A study from Spain compared the experience of patients randomly assigned to either continue antiretroviral treatment or to stop it and restart only when either CD4-cell count or viral load cutoffs were reached.
Over a year, about 60 percent of the treatment interruption group had to start taking medicines again (after an eight-week break, on average), while about 40 percent stayed off the drugs with no obvious or immediate ill effects.
A U.S. study compared seven rounds of eight weeks on/four weeks off treatment with continuous antiretroviral therapy. One purpose of this experiment was to test a theory that the immune system can be boosted by periodic exposure to swarms of HIV (as occurs when treatment is stopped), after which the body may be able to suppress the virus more forcefully or without the help of medicine.
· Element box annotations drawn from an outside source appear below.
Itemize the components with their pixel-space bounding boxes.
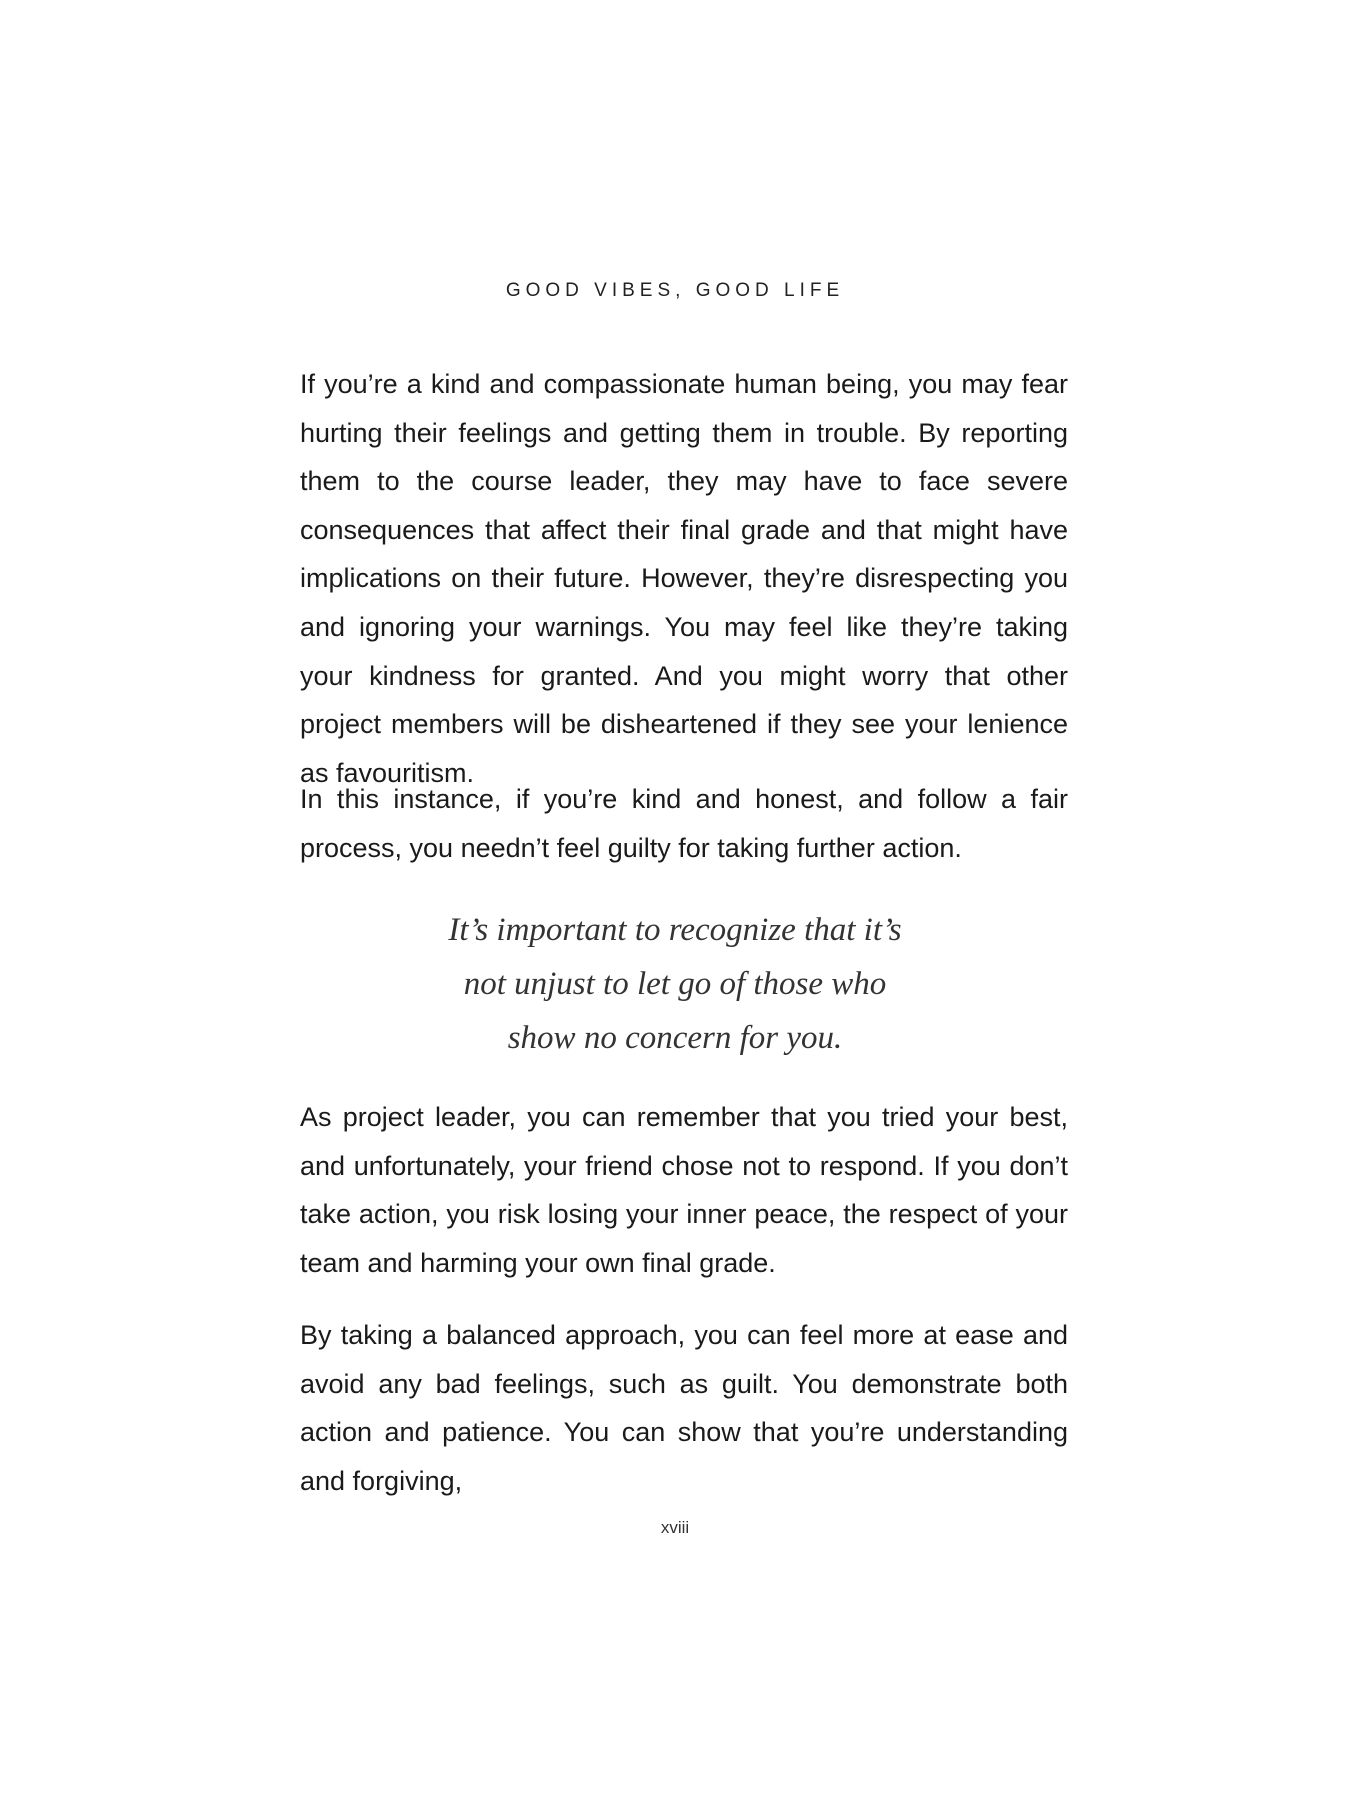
paragraph-fear-of-reporting: If you’re a kind and compassionate human being, you may fear hurting their feelings and getting them in trouble. By reporting them to the course leader, they may have to face severe consequences that affect their final grade and that might have implications on their future. However, they’re disrespecting you and ignoring your warnings. You may feel like they’re taking your kindness for granted. And you might worry that other project members will be disheartened if they see your lenience as favouritism. (300, 369, 1068, 788)
paragraph-fair-process: In this instance, if you’re kind and honest, and follow a fair process, you needn’t feel guilty for taking further action. (300, 784, 1068, 863)
paragraph-balanced-approach: By taking a balanced approach, you can feel more at ease and avoid any bad feelings, such as guilt. You demonstrate both action and patience. You can show that you’re understanding and forgiving, (300, 1320, 1068, 1496)
page-number: xviii (660, 1518, 690, 1537)
running-head: GOOD VIBES, GOOD LIFE (505, 280, 845, 301)
pull-quote-line: not unjust to let go of those who (463, 966, 887, 1002)
pull-quote (0, 903, 1350, 1065)
pull-quote-line: It’s important to recognize that it’s (448, 912, 902, 948)
pull-quote-line: show no concern for you. (507, 1020, 843, 1056)
paragraph-project-leader: As project leader, you can remember that you tried your best, and unfortunately, your friend chose not to respond. If you don’t take action, you risk losing your inner peace, the respect of your team and harming your own final grade. (300, 1102, 1068, 1278)
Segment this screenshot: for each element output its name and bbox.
The researchers found no evidence that this was happening. They also found no evidence that people regularly interrupting treatment had avoided the increases in bloodstream cholesterol and triglycerides that often occur from the medicines. However, the patients interrupting therapy were more likely to develop drug-resistant virus -- a problem worrisome enough to lead the researchers to stop enrolling patients in the trial.
Overall, the results of the various studies suggest that frequent interruptions may promote the emergence of drug-resistant virus. This may be especially true when a person is taking certain drugs -- such as nevirapine -- that persist in the bloodstream for weeks after the last pill is taken. In that circumstance, interrupting treatment in effect puts someone on single-drug therapy for a significant period of time -- a situation long known to encourage the emergence of drug-resistant virus.
On the other hand, there seem to be people whose immune systems can suppress virus adequately (if rarely completely) for long periods of time. Treatment interruptions guided by CD4 or viral load thresholds may be able to identify such people.
A large study done through the government-sponsored network of HIV clinics in the United States is now testing this idea.